Reports say that the world is the warmest it has been in the last 12,000 years as a result of warming over the past 30 years. (3) The Intergovernmental Panel on Climate Change (IPCC) predicts a 1.4 0 C to 5.8 0 C rise in temperature by 2100.

“Global warming causes drought, famine, extreme temperature, floods… in different parts of the globe. We need not look far to see the health risks brought by the typhoons Ondoy and Pepeng,” Ferrer pointed out.

In the Asia-Pacific region, El Nino and La Nina events have affected the occurrence of dengue fever outbreaks. Countless examples show the emergence and recurrence of diseases brought by climate change. (4)

Dhaka, Manila and Jakarta were named by the World Wide Fund for Nature as the Asian cities most vulnerable to climate change.

Children at risk
Children are again at risk in this climate change issue.

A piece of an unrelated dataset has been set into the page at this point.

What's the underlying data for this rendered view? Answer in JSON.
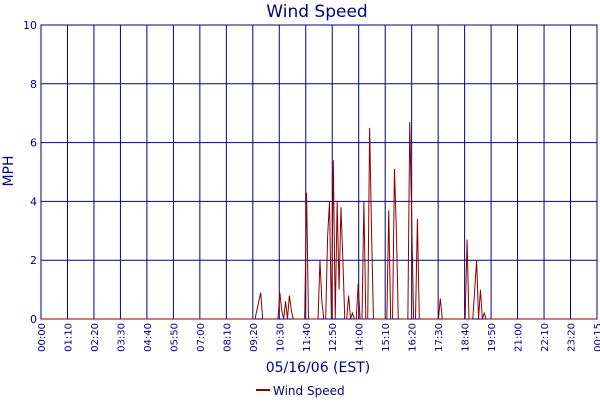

The World Health Organization (WHO) reports startling effects to children’s health. According to the report, over 5 million children per year die from illnesses and other conditions caused by the environment in which they live, learn and play. While around 2 million children under five die every year from acute respiratory infections. The infections are aggravated by environment hazards such as indoor air pollution.

United Nations Environment Programme (UNEP) said that two thirds of all preventable ill health due to the environment occurs in children.

“Climate change is here and we cannot risk our chance with an unfit delegation head.”

Doctors on Climate Change
Meanwhile, the Philippine College of Physicians (PCP)-Southern Luzon chapter expressed support to the Prescription for Healthy Hospitals, an initiative of HCWH which aims to reduce the health sector’s climate footprint.

PCP is the umbrella organization of internists in the Philippines.

HCWH is an international coalition of more than 470 organizations in 52 countries, working to transform the health care sector worldwide, without compromising patient safety or care, so that it is ecologically sustainable and no longer a source of harm to public health and the environment. For more information on HCWH-Southeast Asia, see www.noharm.org.ph.

Sonia G. Astudillo, +63 918 9182369, sonia@hcwh.org / Merci Ferrer, + 63 920 9056113, merci@hcwh.org

Notes:
(1) Impounded health budget includes P100 million for the purchase of autoclave machines for infectious medical waste treatment, P400 million for tuberculosis program and P1.82 billion for family health.

(2) Signatories include public health specialist and Executive Director of Physicians for Social Responsibility (PSR)-Kenya Dr. Paul Saoke and PSR-San Francisco Bay Area President Dr Robert M. Gould, Institute for Zero Waste in Africa- South Africa National Coordinator Muna Lakhani, Desmond D’Sa of the South Durban Community Environmental Alliance in South Africa, Rico Euripidou of groundwork-Friends of the Earth-Africa, Uganda Network on Toxic Free Malaria Control Sec-Gen Ellady Muyambi and Pro-biodiversity Conservationist in Uganda Coordinator Robert Tumwesigye Baganda, Director of Centro de Analisis y Accion en Toxicos y sus Alternativas (CAATA) in Mexico Fernando G. Bejarano, Cecilia Allen of Global Alliance for Incinerator Alternatives-Latin America, Institute for Sustainable Future-US Executive Director Jamie Harvie and Green Guide for Health Care’s Janet Brown, Center for Public Health and Environmental Development-Nepal Executive Director Ram Charita Sah, Aquene Freechild of the International Campaign for Justice in Bhopal, and HCWH Boston Regional Director Bill Ravensi, HCWH Co Executive Director Anna Gillmore-Hall and HCWH International Team Coordinator Josh Karliner.

(3) Global Temperature Change,”by James Hansen et al, PNAS 2006 103: 14288-14293.

(4) a) Inter-annual variations in climatic and environmental conditions in Austria affect outbreaks of Ross River virus disease. (b) Increase in malaria in the eastern African highlands is associated with local warming. (c) Tick-borne encephalitis in Sweden has reportedly increased in response to succession of warmer winters over two decades. (d) Changes in the intensity of the El Nino cycle and its frequency have been accompanied by a strengthening of the relation between the cycle and cholera outbreaks in Bangladesh. (e) Studies in South Asia and South America documented the association of malaria outbreaks with the ENSO cycle.